Apology if there is any gramatical error.

If you need more info please let me know.

2

There are 2 best solutions below

1
On

Wildcard searches rely on either the appropriate index, or filtering. Did you check you have enabled fast element trailing wildcard searches, and maybe also trailing wildcard searches on your database? That will work for patterns with at least 4 starting characters. For three starting characters, you also need to enable fast element character searches, and maybe also the three character searches.

MarkLogic also allows accurate unfiltered wildcard searches for patterns that start with just two or one character. One way is to enable the two character searches and one character searches options, but according to the documentation, you don't need to if you enable the three character one in combination with a word lexicon:

two character searches specifies whether indexes should be created to enable wildcard searches where the search pattern contains two consecutive non-wildcard character (for example, ab*). This index is not needed if you have three character searches and a word lexicon.

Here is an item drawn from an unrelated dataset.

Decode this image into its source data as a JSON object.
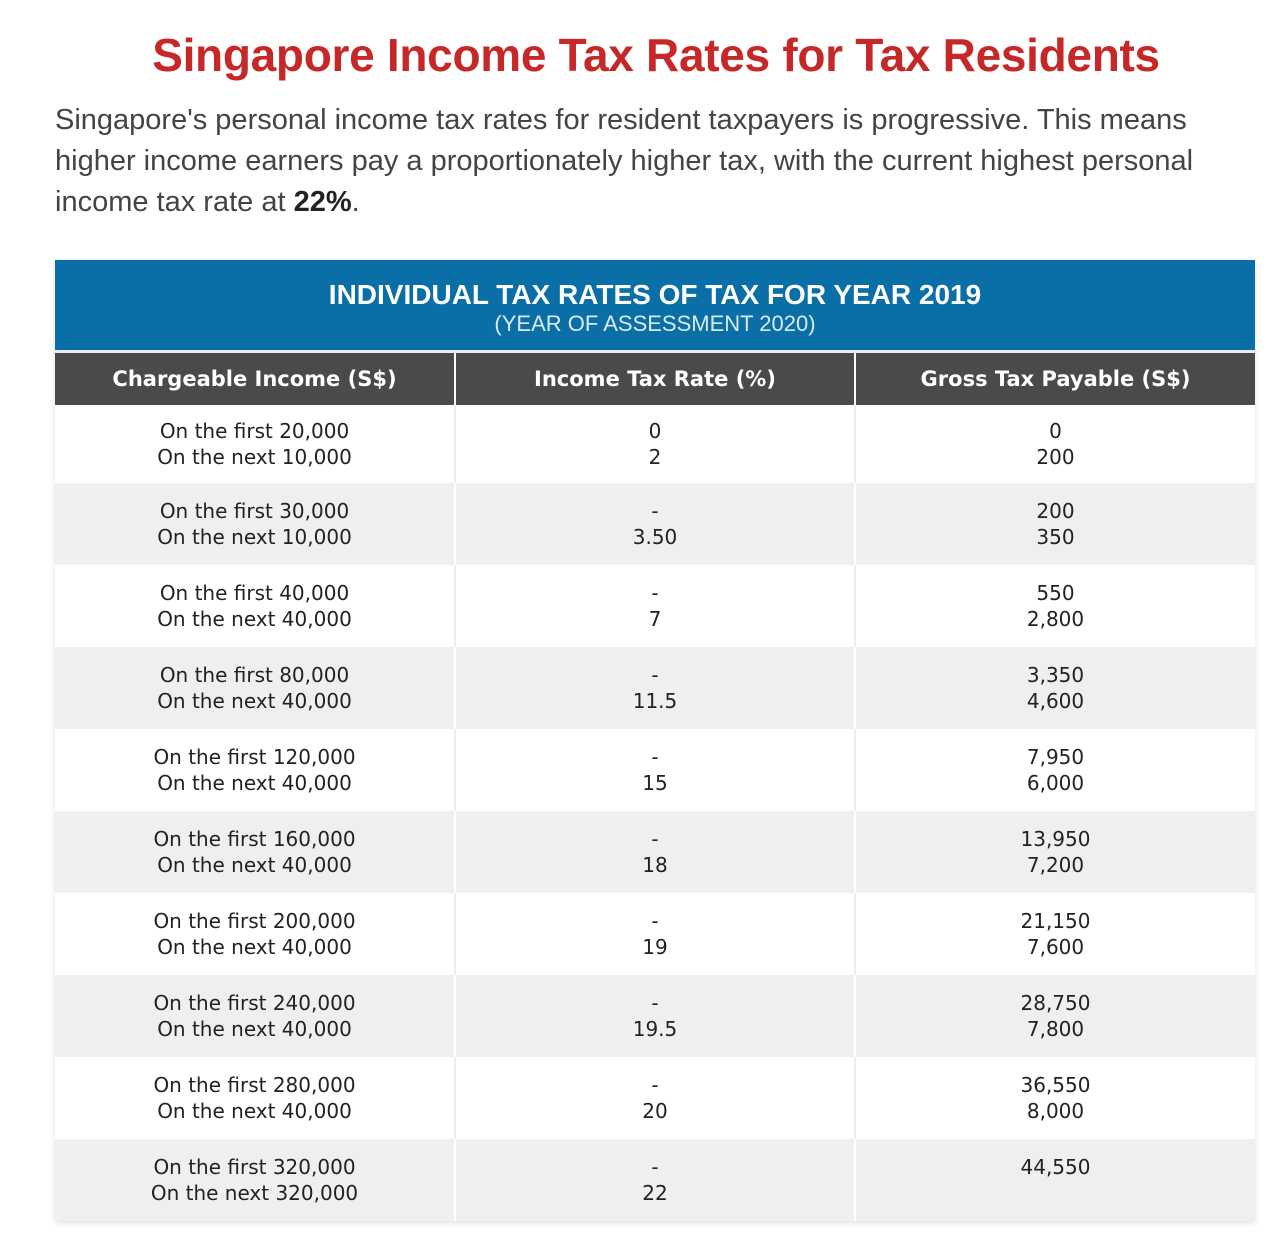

one character searches specifies whether indexes should be created to enable wildcard searches where the search pattern contains a single non-wildcard character (for example, a*). This index is not needed if you have three character searches and a word lexicon.

(source: Admin UI Help tab)

Thnx to Dave for pointing to Understanding the Wildcard Indexes in which all is explained in further detail.

HTH!

0
On

It is a better idea to enable a word lexicon with a codepoint collation in conjunction with the three character wildcards. The one and two character indexes are very very expensive.